Alla radice della coscienza politica greca c'è, dunque, una straordinaria consapevolezza della superiorità della vita libera sul regno della necessità naturale (consistente, cioè, nell'assicurarsi i mezzi di sussistenza e di alimentazione del processo vitale). Tale orientamento si è mantenuto anche presso i romani, ma con al crisi del loro impero e l'affermarsi della società cristiano-medioevale la civiltà della politica decade e, con essa, anche il primato della vita attiva.


In verità, già con Platone e Aristotele era iniziato il processo di pensiero che avrebbe portato alla successiva svalutazione della "vita activa" a vantaggio della "vita contemplativa".

L'autrice ritiene che questo processo di negazione della vita attiva e, al suo interno, di sparizione dell'agire politico nell'ambito di un'indistinta sfera del fare sia al tempo stesso un processo inevitabile e negativo, che la modernità ha portato compimento (in particolare attraverso la rivoluzione cartesiana, che ha radicato nel soggetto ogni fonte di certezza e di verità)

Al dubbio cartesiano discende la nuova epistemologia, caratterizzata dall'abbandono del tentativo di comprendere la natura e, più ingenerale, di conoscere le cose non prodotte dall'uomo, per volgersi esclusivamente alle cosche devono la loro esistenza all'uomo: trionfo dell'homo faber.

Ma se l'agire politico era stato sconfitto dalla vita contemplativa affermatasi in particolare con il cristianesimo, anche l'homo faber deve cedere il posto all'animal laborans, cioè al primato dell'attività che ha come unico scopo la conservazione materiale della vita.

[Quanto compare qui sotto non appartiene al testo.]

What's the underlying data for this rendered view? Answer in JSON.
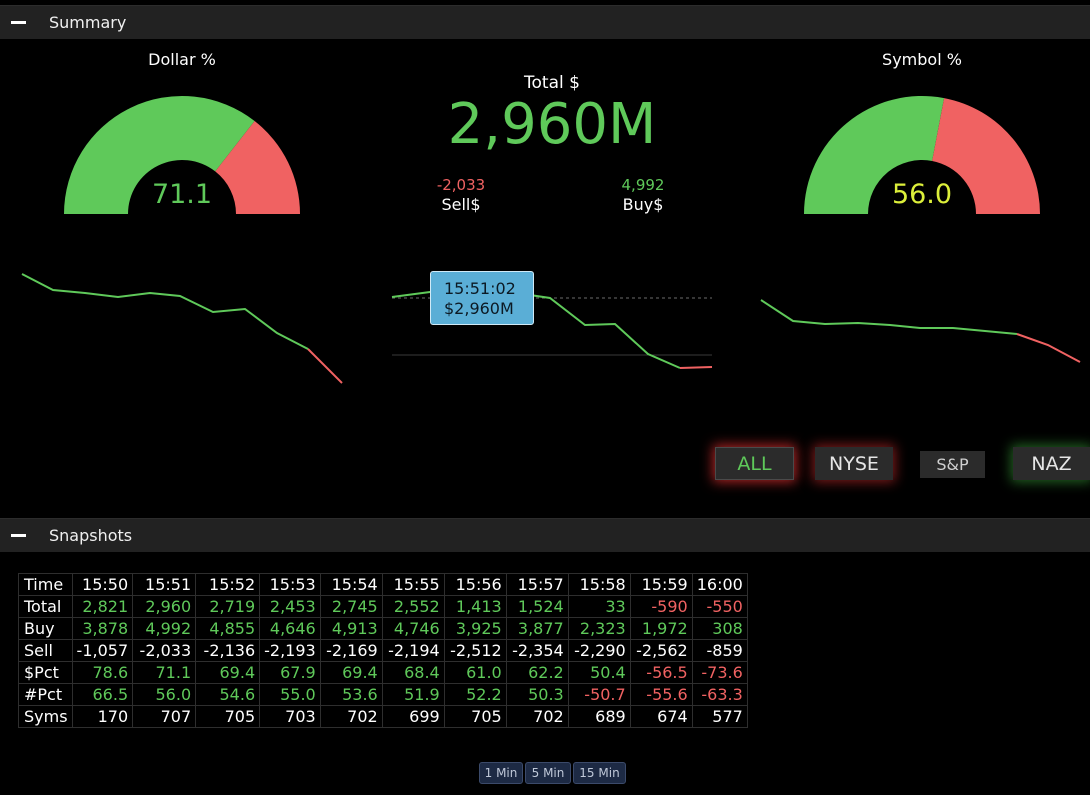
{
  "summary": {
    "title": "Summary",
    "dollar_pct": {
      "label": "Dollar %",
      "value": "71.1",
      "fraction": 0.711
    },
    "symbol_pct": {
      "label": "Symbol %",
      "value": "56.0",
      "fraction": 0.56
    },
    "total": {
      "label": "Total $",
      "value": "2,960M"
    },
    "sell": {
      "value": "-2,033",
      "label": "Sell$"
    },
    "buy": {
      "value": "4,992",
      "label": "Buy$"
    },
    "tooltip": {
      "time": "15:51:02",
      "value": "$2,960M"
    },
    "filters": [
      "ALL",
      "NYSE",
      "S&P",
      "NAZ"
    ]
  },
  "colors": {
    "positive": "#5fc95a",
    "negative": "#f06262",
    "symbol_value": "#dcef3a",
    "tooltip_bg": "#5aaed6"
  },
  "snapshots": {
    "title": "Snapshots",
    "columns": [
      "Time",
      "15:50",
      "15:51",
      "15:52",
      "15:53",
      "15:54",
      "15:55",
      "15:56",
      "15:57",
      "15:58",
      "15:59",
      "16:00"
    ],
    "rows": [
      {
        "label": "Total",
        "values": [
          "2,821",
          "2,960",
          "2,719",
          "2,453",
          "2,745",
          "2,552",
          "1,413",
          "1,524",
          "33",
          "-590",
          "-550"
        ]
      },
      {
        "label": "Buy",
        "values": [
          "3,878",
          "4,992",
          "4,855",
          "4,646",
          "4,913",
          "4,746",
          "3,925",
          "3,877",
          "2,323",
          "1,972",
          "308"
        ]
      },
      {
        "label": "Sell",
        "values": [
          "-1,057",
          "-2,033",
          "-2,136",
          "-2,193",
          "-2,169",
          "-2,194",
          "-2,512",
          "-2,354",
          "-2,290",
          "-2,562",
          "-859"
        ]
      },
      {
        "label": "$Pct",
        "values": [
          "78.6",
          "71.1",
          "69.4",
          "67.9",
          "69.4",
          "68.4",
          "61.0",
          "62.2",
          "50.4",
          "-56.5",
          "-73.6"
        ]
      },
      {
        "label": "#Pct",
        "values": [
          "66.5",
          "56.0",
          "54.6",
          "55.0",
          "53.6",
          "51.9",
          "52.2",
          "50.3",
          "-50.7",
          "-55.6",
          "-63.3"
        ]
      },
      {
        "label": "Syms",
        "values": [
          "170",
          "707",
          "705",
          "703",
          "702",
          "699",
          "705",
          "702",
          "689",
          "674",
          "577"
        ]
      }
    ],
    "intervals": [
      "1 Min",
      "5 Min",
      "15 Min"
    ]
  }
}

Con uno sguardo pessimistico, la Arendt ritiene che nel mondo moderno l'agire politico, cioè la parte più nobile e propriamente umana, sia divenuto impossibile e che, anzi, la stessa attività di produzione degli oggetti (il fare produttore delle opere) stia cedendo il posto al meschino darsi da fare per sopravvivere.

La fine della politica ci consegna in modo ineluttabile alla società del lavoro e ci trasforma in "impiegati".


Dal cupo pessimismo di Vita activa trapela, proprio nelle pagine finali, una luce di speranza derivante dalla forza del pensiero, presente negli uomini che si dedicano all'arte e ala ricerca scientifica . E a "La vita della mente" (1978) è dedicato l'ultimo lavoro, incompiuto, della Arendt, dedicato l'analisi del pensiero e alla funzione del linguaggio che funge da tramite tra il mondo sensibile e quello della mente.